If avoiding zombies is high on your list of priorities in Pullman, you’ll want to steer clear of the Stephenson Towers and the Rogers and Orton residence halls. Wilmer/Davis and Community/Duncan Dunn are pretty dodgy, too.

If you have trouble deciding which you prefer to see, a Sasquatch or aliens, you stand to see plenty of both on the western sides of Snohomish, King, and Pierce counties, particularly Pierce County.

This is no idle musing. This is documented and illustrated research, cast into readily viewable and interpretable form through the wonders of Geographic Information System technology, or GIS. For 18 years now, Washington State University’s GIS coordinator, Rick Rupp, has been guiding hundreds of students and other scholars through the joys of mashing up seemingly disparate data sources and viewing them on a map.

“You can take data from completely different sources and the only thing they have in common is they occur on the same point on the face of the earth,” Rupp says one afternoon as students churn away in Johnson Hall’s GIS computer room. “You can draw some really interesting conclusions based on that. It allows you to compare things you never thought you could compare before.”

It’s powerful stuff, so much so that Rupp cautions students to keep things simple, to “aim for communication, not complexity.” It’s ok to bend reality a bit as a classroom exercise, which explains how zombies and aliens end up getting a seemingly scientific treatment. Outside the classroom, most any researcher can put GIS to use. As Rupp tells his students early in the semester, he once sat at a GIS conference between a person who helped refugees and a captain in the Spanish army.

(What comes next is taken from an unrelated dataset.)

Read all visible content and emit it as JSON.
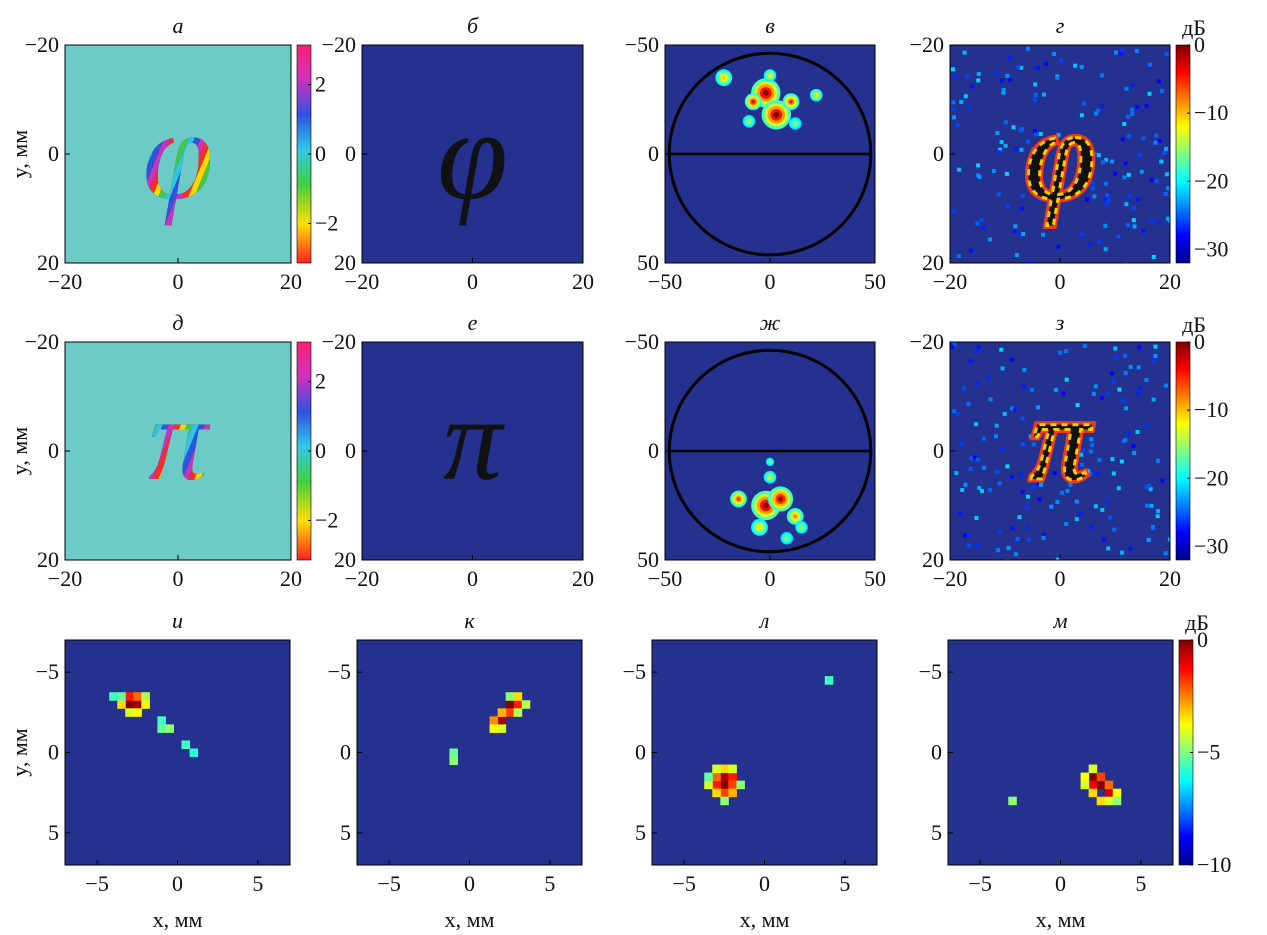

“They’re all using the same tools,” he says.

Walking around the room, Rupp points to poster upon poster showing the nearly limitless reach of data imaginatively mapped.

“A lot of our coursework, both at the undergrad and grad level, depend directly or indirectly on this man’s contribution,” says Mark Swanson, an associate professor in the School of the Environment who happens to be using one of the room’s computers. “The wildlife faculty and the crop and soil sciences faculty run a lot of programs through this room. Don’t let him undersell his program.”

He doesn’t. Here’s just a quick and partial sampling of posters hung and stacked around the room: Native American populations and population densities around the state, by county; distressed home values around Puget Sound in 2011; places in the United States that receive the most nitrogen-laden rain; U.S. places with the most pathogen-impaired water bodies; Gulf of Georgia archaeological sites and nearby salmon and herring waters; the two-month, 500-mile journey of a young wolf as he leaves his pack in Central Washington for British Columbia.

Rupp comes upon a poster about a “wolf-howling survey” in central Italy’s Majella National Park and summons its author, doctoral student Azzurra Valerio, to come over and explain.

Data for the map came from teams that traveled around the park and howled, she says. Unlike adult wolves, wolf pups can’t tell a human howl from a wolf howl, so they howl back. Researchers could then pinpoint the locations of the howls to count more than two dozen home sites throughout the park.

“The first time was a revelation,” says Vallerio, “because we didn’t have so many data about the wolf population in that territory.”

Across campus in College Hall, anthropologists are using GIS to look back in time, to the pueblo dwellers of the pre-colonial Southwest.

For her master’s thesis, Stefani Crabtree, a doctoral candidate, connected archaeological sites with why people were there and what they were doing, running computer simulations in which “agents”—proxies for people—walk around the landscape and exchange food. Different simulations showed different relationships.

“My program helped find clusters on the landscape in the archaeological record as well as in the simulation,” she says, “and I could directly compare how clustered those were and talk about what was going on during those times.”

Her conclusions found their way into the Journal of Archaeological Method and Theory, where she said food-sharing practices were critical for the pueblo people’s survival and contributed to their living in clustered settlements.

“We can see this in the simulation and we can see this in the archaeological record,” she says. “This is possible through really understanding the landscape with GIS.”